‘Startling advances’ in natural language processing will ease paper burden

  • 11 September 2019
‘Startling advances’ in natural language processing will ease paper burden

“Startling advances” in natural language processing technology promise to ease the overwhelming burden of paperwork faced by doctors, Microsoft’s corporate vice president of healthcare has said.

Speaking at the Intelligent Health conference in Basel, Switzerland, Dr Peter Lee discussed how machine learning models for consumer-facing translation products were being reconfigured into ‘intelligent scribes’ for healthcare professionals.

He labelled this a “beautiful concept” that had been enabled by the “very rapidly improving fidelity” of machine learning models.

Speaking on 11 September, Dr Lee said: “There have been startling advances in natural language processing…We have been tuning these models that are commercial natural language processing and machine learning translation products for biomedical and healthcare applications.

“Much of the burnout from physicians is based on the incredible burden of clinical documentation they face.

“The kind of artificial intelligence technology that we see being used for natural language processing also hold promise of being able to reduce this burden.”

Clinical transcription tools aren’t new within healthcare – Nuance’s Dragon Dictate and UK-based Dictate IT Live are but two examples of products that are already on the market.

Yet the technology has proved somewhat of a slow burner, and major tech companies have yet to step into this space fully.

Dr Lee indicated that this could be about to change, saying: “product commitments are now being made and in 12-18 months we’ll see a real product on the market that can listen and observe a doctor’s work, and use it to reduce the burden of clinical documentation”.

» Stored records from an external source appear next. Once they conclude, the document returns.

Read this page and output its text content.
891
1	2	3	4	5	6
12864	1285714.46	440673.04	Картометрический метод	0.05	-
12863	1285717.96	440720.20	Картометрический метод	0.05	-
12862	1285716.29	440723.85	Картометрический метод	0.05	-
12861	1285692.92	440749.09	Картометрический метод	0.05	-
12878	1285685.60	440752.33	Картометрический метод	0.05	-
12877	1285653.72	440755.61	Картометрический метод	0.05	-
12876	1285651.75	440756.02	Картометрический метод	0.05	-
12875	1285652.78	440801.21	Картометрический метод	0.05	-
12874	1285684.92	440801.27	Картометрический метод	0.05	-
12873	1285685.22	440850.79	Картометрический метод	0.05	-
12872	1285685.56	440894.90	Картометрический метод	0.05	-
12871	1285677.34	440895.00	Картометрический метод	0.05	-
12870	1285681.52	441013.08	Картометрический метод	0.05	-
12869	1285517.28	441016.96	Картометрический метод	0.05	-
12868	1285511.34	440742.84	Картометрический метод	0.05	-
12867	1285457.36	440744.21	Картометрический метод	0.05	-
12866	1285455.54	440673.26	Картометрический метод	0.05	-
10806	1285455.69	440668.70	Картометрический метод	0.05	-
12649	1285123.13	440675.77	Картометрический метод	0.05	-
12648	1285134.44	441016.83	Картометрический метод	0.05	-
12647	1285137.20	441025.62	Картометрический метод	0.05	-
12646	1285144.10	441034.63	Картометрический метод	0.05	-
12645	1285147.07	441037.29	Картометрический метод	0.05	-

He demonstrated examples from Microsoft’s ongoing EmpowerMD project, a learning system built on the company’s Azure cloud platform.

EmpowerMD ‘listens’ to conversations between doctors and patients and takes information from the patient’s medical record to generate a clinical summary.

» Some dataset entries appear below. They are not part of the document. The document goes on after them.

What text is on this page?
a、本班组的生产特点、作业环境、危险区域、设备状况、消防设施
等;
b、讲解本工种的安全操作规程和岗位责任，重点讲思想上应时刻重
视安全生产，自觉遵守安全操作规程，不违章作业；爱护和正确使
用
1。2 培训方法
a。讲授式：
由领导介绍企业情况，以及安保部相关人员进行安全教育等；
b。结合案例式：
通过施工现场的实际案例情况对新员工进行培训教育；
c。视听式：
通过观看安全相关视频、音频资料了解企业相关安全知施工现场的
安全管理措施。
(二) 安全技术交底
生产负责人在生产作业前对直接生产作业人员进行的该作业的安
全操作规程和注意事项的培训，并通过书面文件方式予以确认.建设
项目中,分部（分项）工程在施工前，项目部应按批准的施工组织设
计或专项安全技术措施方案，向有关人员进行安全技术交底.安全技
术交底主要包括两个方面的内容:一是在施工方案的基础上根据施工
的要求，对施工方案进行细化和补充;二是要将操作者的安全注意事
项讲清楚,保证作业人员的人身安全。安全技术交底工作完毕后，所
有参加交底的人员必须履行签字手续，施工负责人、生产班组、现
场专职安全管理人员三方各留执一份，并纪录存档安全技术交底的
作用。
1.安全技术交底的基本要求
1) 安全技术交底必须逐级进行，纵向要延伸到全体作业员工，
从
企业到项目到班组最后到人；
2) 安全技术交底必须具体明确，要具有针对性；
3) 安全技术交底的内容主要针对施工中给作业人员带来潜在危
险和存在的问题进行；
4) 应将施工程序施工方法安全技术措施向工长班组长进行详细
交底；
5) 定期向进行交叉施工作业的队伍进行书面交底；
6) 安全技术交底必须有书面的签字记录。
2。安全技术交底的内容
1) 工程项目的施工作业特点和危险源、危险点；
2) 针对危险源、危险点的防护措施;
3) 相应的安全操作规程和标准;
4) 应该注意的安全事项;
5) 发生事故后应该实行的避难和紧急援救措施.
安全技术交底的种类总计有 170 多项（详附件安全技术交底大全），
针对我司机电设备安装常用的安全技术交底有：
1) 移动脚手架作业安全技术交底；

Doctors can edit the summaries generated by the system, which feeds back into the algorithm’s learning process.

“In pilots, we are getting very good results and we believe we are not alone in the industry in this regard,” Dr Lee said.

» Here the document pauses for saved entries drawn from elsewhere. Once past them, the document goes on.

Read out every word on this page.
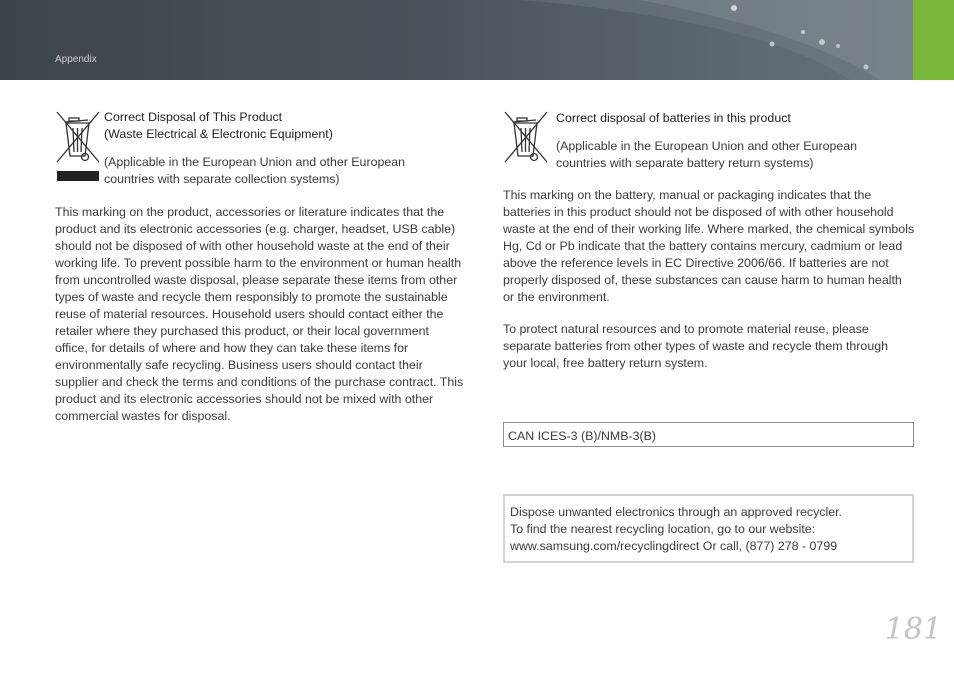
Appendix
Correct Disposal of This Product
(Waste Electrical & Electronic Equipment)
(Applicable in the European Union and other European countries with separate collection systems)
This marking on the product, accessories or literature indicates that the product and its electronic accessories (e.g. charger, headset, USB cable) should not be disposed of with other household waste at the end of their working life. To prevent possible harm to the environment or human health from uncontrolled waste disposal, please separate these items from other types of waste and recycle them responsibly to promote the sustainable reuse of material resources. Household users should contact either the retailer where they purchased this product, or their local government office, for details of where and how they can take these items for environmentally safe recycling. Business users should contact their supplier and check the terms and conditions of the purchase contract. This product and its electronic accessories should not be mixed with other commercial wastes for disposal.
Correct disposal of batteries in this product
(Applicable in the European Union and other European countries with separate battery return systems)
This marking on the battery, manual or packaging indicates that the batteries in this product should not be disposed of with other household waste at the end of their working life. Where marked, the chemical symbols Hg, Cd or Pb indicate that the battery contains mercury, cadmium or lead above the reference levels in EC Directive 2006/66. If batteries are not properly disposed of, these substances can cause harm to human health or the environment.
To protect natural resources and to promote material reuse, please separate batteries from other types of waste and recycle them through your local, free battery return system.
CAN ICES-3 (B)/NMB-3(B)
Dispose unwanted electronics through an approved recycler.
To find the nearest recycling location, go to our website:
www.samsung.com/recyclingdirect Or call, (877) 278 - 0799
181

Dr Lee proposed that natural language processing platforms would eventually be capable of capturing additional, tertiary information that could help a inform a doctor’s decision-making.

“Imagine the application of [an NLP platform] in automatically highlighting social determinates of health and capturing these transcript elements in a hands-free environment.”

He acknowledged that a “fully intelligent scribe” was “still a little bit over the horizon,” but added “each application adds another brick in a wall to hold back this incredible destructive burden of documentation.”

While machine learning systems are increasing in fidelity and availability, Dr Lee said access to data remained an obstacle to training algorithms.

He referred to what he labelled the ‘health data funnel’, in which data sharing agreements gradually drop off over time.

“We get into agreements, time passes, there are lots of legal complexities,” he said.

“Around a quarter of these turn into an actual agreement. One-tenth of these use data that can be exposed to machine learning tools. Of these, a fifth turn out to be situations where data can be exposed to data scientists.

“By the time you get there, where you started off with hundreds of thousands of opportunities ends up being just a handful.”

FHIR as ‘first-class’ data type

Data standards pose another issue – which Dr Lee labelled “the least sexy thing in healthcare today.”

Alluding to Microsoft’s commitment to supporting open standards, he said: “All Microsoft platforms and services to speak the language of healthcare data – one standard we think very important is FHIR.

“We’ve taken the commitment of integrating FHIR into the core of our cloud platform. This is the first-class data type in Azure.

“We’ve taken that approach because we believe our customers and partners will benefit from natively speaking the language of health data.

“We also believe health data will be the biggest data workload in the cloud – so it stands to reason FHIR should be a first-class data type.”